Wounded, I abandoned the washing-up and sought out Danny, who was kneeling in the excavation, attacking some old tree roots with a pair of secateurs. He stopped work and squinted up at me. ‘What’s up?’
‘Simon has just been horrible to me, in the kitchen.’
‘Why? What happened?’
‘He said if I didn’t like it here, I should go home.’
Danny hesitated a second, before saying, ‘Well . . . that’s not unreasonable . . .’
‘He snapped at me.’
‘I’m sure it was nothing to get upset about. He won’t have meant anything. Si’s the nicest guy in the world.’
‘Whose side are you on?’
‘I’m not on anyone’s side,’ said Danny, evenly. ‘But it’s a hot day and Si’s probably tired. We all have to make occasional allowances for one another. There’s sure to be a few disagreements.
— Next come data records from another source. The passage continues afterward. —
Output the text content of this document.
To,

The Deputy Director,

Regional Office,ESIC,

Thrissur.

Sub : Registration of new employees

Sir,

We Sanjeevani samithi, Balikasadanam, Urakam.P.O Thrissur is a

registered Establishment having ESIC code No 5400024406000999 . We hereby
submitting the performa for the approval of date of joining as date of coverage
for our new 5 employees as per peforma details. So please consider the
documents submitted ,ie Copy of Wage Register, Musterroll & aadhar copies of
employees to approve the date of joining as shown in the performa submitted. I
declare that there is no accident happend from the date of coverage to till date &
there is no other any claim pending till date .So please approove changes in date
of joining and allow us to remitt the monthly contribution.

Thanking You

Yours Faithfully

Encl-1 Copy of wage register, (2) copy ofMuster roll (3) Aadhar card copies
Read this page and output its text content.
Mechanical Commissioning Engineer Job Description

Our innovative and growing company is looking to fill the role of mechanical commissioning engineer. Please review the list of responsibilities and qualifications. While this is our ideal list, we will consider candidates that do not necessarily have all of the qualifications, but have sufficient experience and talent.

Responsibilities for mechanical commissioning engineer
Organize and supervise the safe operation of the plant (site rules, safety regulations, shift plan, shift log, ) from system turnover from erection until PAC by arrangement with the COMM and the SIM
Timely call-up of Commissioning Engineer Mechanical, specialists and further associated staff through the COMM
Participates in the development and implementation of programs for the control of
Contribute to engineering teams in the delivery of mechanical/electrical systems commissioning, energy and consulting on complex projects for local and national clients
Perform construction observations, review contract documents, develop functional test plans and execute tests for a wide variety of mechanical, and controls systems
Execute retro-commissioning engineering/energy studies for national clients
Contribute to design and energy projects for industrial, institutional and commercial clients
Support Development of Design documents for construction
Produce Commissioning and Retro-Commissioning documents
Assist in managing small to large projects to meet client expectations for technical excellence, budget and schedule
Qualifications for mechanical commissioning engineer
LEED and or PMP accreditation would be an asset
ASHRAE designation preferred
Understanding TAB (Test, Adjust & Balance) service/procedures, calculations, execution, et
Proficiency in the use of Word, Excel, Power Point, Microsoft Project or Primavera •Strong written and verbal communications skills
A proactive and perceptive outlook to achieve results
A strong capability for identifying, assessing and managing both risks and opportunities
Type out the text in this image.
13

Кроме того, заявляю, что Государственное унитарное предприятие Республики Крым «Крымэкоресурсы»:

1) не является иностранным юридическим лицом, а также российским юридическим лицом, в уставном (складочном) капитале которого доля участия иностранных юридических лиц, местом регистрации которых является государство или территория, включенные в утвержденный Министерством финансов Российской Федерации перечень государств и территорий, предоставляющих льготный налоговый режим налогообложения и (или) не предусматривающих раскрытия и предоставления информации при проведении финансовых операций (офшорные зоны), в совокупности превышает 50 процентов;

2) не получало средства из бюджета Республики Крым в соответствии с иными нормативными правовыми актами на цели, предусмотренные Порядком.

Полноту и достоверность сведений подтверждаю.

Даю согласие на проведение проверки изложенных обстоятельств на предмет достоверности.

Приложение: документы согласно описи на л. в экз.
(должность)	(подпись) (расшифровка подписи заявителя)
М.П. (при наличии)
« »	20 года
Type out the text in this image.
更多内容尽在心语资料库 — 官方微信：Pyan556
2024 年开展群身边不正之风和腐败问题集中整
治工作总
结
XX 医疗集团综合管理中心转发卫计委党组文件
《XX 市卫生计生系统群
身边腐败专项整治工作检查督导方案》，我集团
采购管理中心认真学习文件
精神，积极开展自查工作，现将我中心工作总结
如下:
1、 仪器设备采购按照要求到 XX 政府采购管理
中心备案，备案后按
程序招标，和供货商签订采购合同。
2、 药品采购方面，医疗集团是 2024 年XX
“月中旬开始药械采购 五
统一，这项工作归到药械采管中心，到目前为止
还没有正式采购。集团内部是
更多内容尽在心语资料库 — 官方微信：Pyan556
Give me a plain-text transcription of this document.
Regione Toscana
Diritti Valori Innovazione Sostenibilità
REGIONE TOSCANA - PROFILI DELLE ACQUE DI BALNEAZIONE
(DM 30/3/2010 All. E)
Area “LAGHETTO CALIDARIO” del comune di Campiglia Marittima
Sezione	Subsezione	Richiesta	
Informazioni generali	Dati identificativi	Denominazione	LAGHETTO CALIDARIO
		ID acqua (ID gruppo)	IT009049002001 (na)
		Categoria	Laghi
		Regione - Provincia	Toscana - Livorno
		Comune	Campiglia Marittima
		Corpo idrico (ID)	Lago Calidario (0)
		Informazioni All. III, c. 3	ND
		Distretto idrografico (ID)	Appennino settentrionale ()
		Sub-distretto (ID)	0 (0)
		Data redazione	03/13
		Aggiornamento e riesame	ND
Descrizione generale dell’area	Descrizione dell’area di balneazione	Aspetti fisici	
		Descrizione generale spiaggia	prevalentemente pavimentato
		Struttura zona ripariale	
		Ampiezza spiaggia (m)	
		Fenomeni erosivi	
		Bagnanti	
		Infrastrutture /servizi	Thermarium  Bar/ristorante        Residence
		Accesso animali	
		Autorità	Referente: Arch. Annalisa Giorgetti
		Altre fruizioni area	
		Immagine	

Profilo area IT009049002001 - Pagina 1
You’re too sensitive, sweetie, that’s the trouble. Just forget about it, okay?’
Danny was right of course. We all had to make an effort not to provoke unnecessary arguments. I didn’t encounter Simon again until the end of the afternoon, when neither of us referred to the exchange in the kitchen. By then Danny was in a particularly ebullient mood, determined to keep us all laughing, topping up our glasses before we had emptied them. I knew I ought to try harder for his sake – he so much wanted Simon and me to get along – but his refusal to choose between us kept drifting back into my thoughts. I recalled the balloon debates my school had been fond of holding, where the premise was that someone had to be voted out of the basket in order to keep the balloon in the air. Suppose Danny were faced with a choice between me and Simon – who would he vote to save?